A patient with a history of chronic obstructive pulmonary disease (COPD) is prescribed prednisone for an acute exacerbation. Which instruction is important for the nurse to include in patient education about prednisone therapy?
- A. "Take prednisone with antacids to minimize gastrointestinal upset."
- B. "Avoid abruptly stopping prednisone therapy."
- C. "Increase your intake of potassium-rich foods while taking prednisone."

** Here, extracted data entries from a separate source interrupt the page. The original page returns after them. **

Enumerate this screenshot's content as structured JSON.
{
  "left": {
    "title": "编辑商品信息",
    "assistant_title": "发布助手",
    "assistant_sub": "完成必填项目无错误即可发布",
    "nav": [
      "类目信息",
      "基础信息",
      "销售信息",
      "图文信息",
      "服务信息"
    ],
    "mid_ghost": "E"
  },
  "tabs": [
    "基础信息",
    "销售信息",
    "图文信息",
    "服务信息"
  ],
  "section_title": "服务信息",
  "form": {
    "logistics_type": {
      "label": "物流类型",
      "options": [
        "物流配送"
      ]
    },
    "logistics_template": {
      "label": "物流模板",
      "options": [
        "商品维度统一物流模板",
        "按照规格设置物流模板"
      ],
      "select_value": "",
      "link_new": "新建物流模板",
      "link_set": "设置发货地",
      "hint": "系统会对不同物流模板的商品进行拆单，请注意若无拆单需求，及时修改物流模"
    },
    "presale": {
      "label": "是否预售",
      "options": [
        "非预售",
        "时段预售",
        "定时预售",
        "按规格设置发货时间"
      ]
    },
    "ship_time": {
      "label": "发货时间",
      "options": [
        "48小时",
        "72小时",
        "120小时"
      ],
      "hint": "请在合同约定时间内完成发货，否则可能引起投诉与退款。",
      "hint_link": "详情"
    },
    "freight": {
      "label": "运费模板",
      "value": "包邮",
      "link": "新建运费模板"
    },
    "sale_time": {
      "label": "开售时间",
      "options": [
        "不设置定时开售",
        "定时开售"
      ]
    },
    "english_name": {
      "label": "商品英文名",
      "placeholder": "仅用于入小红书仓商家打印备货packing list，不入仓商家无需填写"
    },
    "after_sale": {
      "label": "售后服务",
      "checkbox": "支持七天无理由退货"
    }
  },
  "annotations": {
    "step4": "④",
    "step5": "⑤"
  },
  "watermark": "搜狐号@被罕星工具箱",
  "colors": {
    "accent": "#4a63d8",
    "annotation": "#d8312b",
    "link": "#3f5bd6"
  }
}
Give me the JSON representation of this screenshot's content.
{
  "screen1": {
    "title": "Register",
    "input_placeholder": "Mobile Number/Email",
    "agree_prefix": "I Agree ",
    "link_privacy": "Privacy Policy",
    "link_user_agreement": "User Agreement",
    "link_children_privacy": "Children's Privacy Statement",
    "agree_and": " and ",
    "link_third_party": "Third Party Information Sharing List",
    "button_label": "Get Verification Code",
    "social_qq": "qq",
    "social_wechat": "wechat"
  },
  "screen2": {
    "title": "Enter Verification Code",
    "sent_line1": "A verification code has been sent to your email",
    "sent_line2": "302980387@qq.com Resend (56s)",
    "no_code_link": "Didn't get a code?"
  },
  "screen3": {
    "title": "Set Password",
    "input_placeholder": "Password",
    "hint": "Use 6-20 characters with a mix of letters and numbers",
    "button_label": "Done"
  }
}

- D. "Prednisone may cause weight loss, so monitor your weight regularly."
Correct Answer: B
Rationale: It is crucial for patients with COPD who are prescribed prednisone to be educated about the importance of not abruptly stopping the medication. Prednisone is a type of corticosteroid that should be tapered off gradually under the guidance of a healthcare provider to prevent potential withdrawal symptoms and adrenal insufficiency. Suddenly stopping prednisone can lead to serious adverse effects, including fatigue, weakness, joint pain, fever, dizziness, and potentially life-threatening complications. Therefore, adherence to the prescribed tapering schedule is essential to ensure the safe and effective management of COPD exacerbations with prednisone therapy.
Considering the pain assessment scale (1, is the least pain and 5 is the most painful) Mrs. P described her pain in the scale of 5, you expect that the doctor will order which of the following pain medication?
- A. Meperidine HCl. (Demerol)
- B. Morphine Sulphate
- C. Fentanyl (Duragesic)
- D. Acetaminophen (Tylenol)
Correct Answer: B
Rationale: When a patient describes their pain as a 5 on the pain assessment scale, it indicates severe pain and the need for a strong pain medication. Morphine Sulphate is a potent opioid analgesic that is commonly used to manage severe pain, such as in cases where the pain is rated as 5. Meperidine HCl (Demerol) is another opioid analgesic, but it is not as commonly used due to its side effect profile and potential for toxicity. Fentanyl (Duragesic) is also a potent opioid analgesic that can be used for severe pain, but morphine is often preferred in this situation. Acetaminophen (Tylenol) is a milder pain reliever and is not typically sufficient for pain described at a level of 5 on the pain scale.